Interrumpió su relato, me miró y afirmó mas que preguntó:

– Ahora lo entiendes- dijo suspirando. Me acerqué al escritor. ¡Un escritor delante de mis narices! Por supuesto que nunca había visto uno. No recuerdo quién era ni cual el libro que estaba firmando. Solo recuerdo la admiración que sentía por él. Era una de esas personas que me transporataba a mundos desconocidos, que me hacían sentir cosas que no sabía que tenía dentro de mí, que me obligaban a pensar, que dibujaban cuadros en el lienzo casi en blanco que era mi cabeza entonces. ¡Un escritor!

Me hacía gracia la pasión con que narraba su primer encuentro con un escritor. En unos minutos había viajado a la infancia y se había anclado en ella. Pareciera que le costaba salir de ese mes de mayo del Madrid de los años 60.

– No le envidiaba. Entonces no sabía casi lo que significaba esa sensación. Pero sí deseé profundamente ser como él. Poder estar un día en su situación. Poder expresar mis ideas, mis sentimientos, mis experiencias en un libro y compartirlas.
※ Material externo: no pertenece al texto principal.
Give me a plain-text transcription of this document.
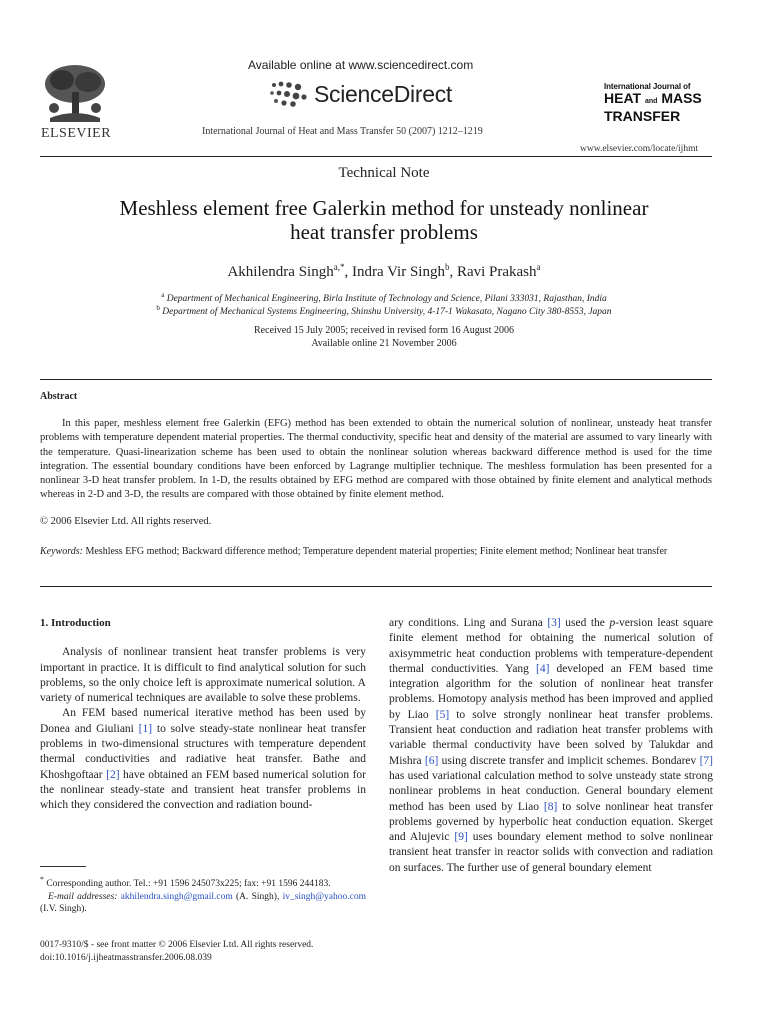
ELSEVIER
Available online at www.sciencedirect.com
ScienceDirect
International Journal of Heat and Mass Transfer 50 (2007) 1212–1219
International Journal of
HEAT and MASS
TRANSFER
www.elsevier.com/locate/ijhmt
Technical Note
Meshless element free Galerkin method for unsteady nonlinear
heat transfer problems
Akhilendra Singh$^{a,*}$, Indra Vir Singh$^b$, Ravi Prakash$^a$
$^a$ Department of Mechanical Engineering, Birla Institute of Technology and Science, Pilani 333031, Rajasthan, India
$^b$ Department of Mechanical Systems Engineering, Shinshu University, 4-17-1 Wakasato, Nagano City 380-8553, Japan
Received 15 July 2005; received in revised form 16 August 2006
Available online 21 November 2006
Abstract
In this paper, meshless element free Galerkin (EFG) method has been extended to obtain the numerical solution of nonlinear, unsteady heat transfer problems with temperature dependent material properties. The thermal conductivity, specific heat and density of the material are assumed to vary linearly with the temperature. Quasi-linearization scheme has been used to obtain the nonlinear solution whereas backward difference method is used for the time integration. The essential boundary conditions have been enforced by Lagrange multiplier technique. The meshless formulation has been presented for a nonlinear 3-D heat transfer problem. In 1-D, the results obtained by EFG method are compared with those obtained by finite element and analytical methods whereas in 2-D and 3-D, the results are compared with those obtained by finite element method.
© 2006 Elsevier Ltd. All rights reserved.
Keywords: Meshless EFG method; Backward difference method; Temperature dependent material properties; Finite element method; Nonlinear heat transfer
1. Introduction

Analysis of nonlinear transient heat transfer problems is very important in practice. It is difficult to find analytical solution for such problems, so the only choice left is approximate numerical solution. A variety of numerical techniques are available to solve these problems.

An FEM based numerical iterative method has been used by Donea and Giuliani [1] to solve steady-state nonlinear heat transfer problems in two-dimensional structures with temperature dependent thermal conductivities and radiative heat transfer. Bathe and Khoshgoftaar [2] have obtained an FEM based numerical solution for the nonlinear steady-state and transient heat transfer problems in which they considered the convection and radiation bound-

ary conditions. Ling and Surana [3] used the p-version least square finite element method for obtaining the numerical solution of axisymmetric heat conduction problems with temperature-dependent thermal conductivities. Yang [4] developed an FEM based time integration algorithm for the solution of nonlinear heat transfer problems. Homotopy analysis method has been improved and applied by Liao [5] to solve strongly nonlinear heat transfer problems. Transient heat conduction and radiation heat transfer problems with variable thermal conductivity have been solved by Talukdar and Mishra [6] using discrete transfer and implicit schemes. Bondarev [7] has used variational calculation method to solve unsteady state strong nonlinear problems in heat conduction. General boundary element method has been used by Liao [8] to solve nonlinear heat transfer problems governed by hyperbolic heat conduction equation. Skerget and Alujevic [9] uses boundary element method to solve nonlinear transient heat transfer in reactor solids with convection and radiation on surfaces. The further use of general boundary element

* Corresponding author. Tel.: +91 1596 245073x225; fax: +91 1596 244183.
E-mail addresses: akhilendra.singh@gmail.com (A. Singh), iv_singh@yahoo.com (I.V. Singh).
0017-9310/$ - see front matter © 2006 Elsevier Ltd. All rights reserved.
doi:10.1016/j.ijheatmasstransfer.2006.08.039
Por eso, cuando estuve en la Feria del Libro firmando ejemplares, para mí no era un acto promocional. Era muy diferente. Era el encuentro con el sueño que tuve casi cuarenta años antes. Con el niño que, tanto tiempo después, me miraba a unos metros de la caseta con ojos claros.

Después de unos pocos segundos sin decir nada, Jesús me miró y me dijo:

– Te deseo un feliz encuentro con tus sueños.

Deseo que quiero compartir contigo.

Una respuesta a “Cuando lo sueños terminan encontrándote”

  1. Avatar de Gabriela Iñiguez
    Gabriela Iñiguez

    Si de alguien quisiera tener la firma en un libro, seria de Jesus Vega de la Falla. Mis mas sinceros respetos y mi enorme admiracion…. el libro llego justo a mis manos hace apenas unos meses.. en Abril 2009. Fui a buscarlo especificamente mientras me encontraba de vacaciones en Cd. de Mexico y durante un periodo en que por cuestiones de salud he estado en recuperacion en casa lo lei y justo ayer lo termine y me dejo un muy agradable sabor de boca!. Note que existia esta pagina y pues estoy lista para leer todos los blogs desde el año pasado que se ha escrito y no tenia conocimiento =).
    Ya lo he promocionado como si trabajara en esto! jajaja ,me ha mantenido en linea con mis convicciones y mis creencias sobre que es realmente RH… Desde que empece la universidad al estudiar LRI Lic. Relaciones Industriales tenia esta misma idea, poder hacer ver lo que ya es invisible para muchos….y que es necesario rescatar, y confirma nuevamente lo que siempre he defendido y no me creen, requerimos mas que nunca ser Gestores de Sentimientos. Ojala pueda venir a Mexico D.f. supongo que es la ciudad a la que vendria si es el caso de hacer una visita a nuestro pais. Me entere que vino y que hizo una entrevista para AMEDIRH, y fue ahi donde supe por primera vez de LA EMPRESA SENSUAL. Que confieso me ha cautivado y conquistado hasta la medula.
    Un saludo y FELICITACIONES NUEVAMENTE!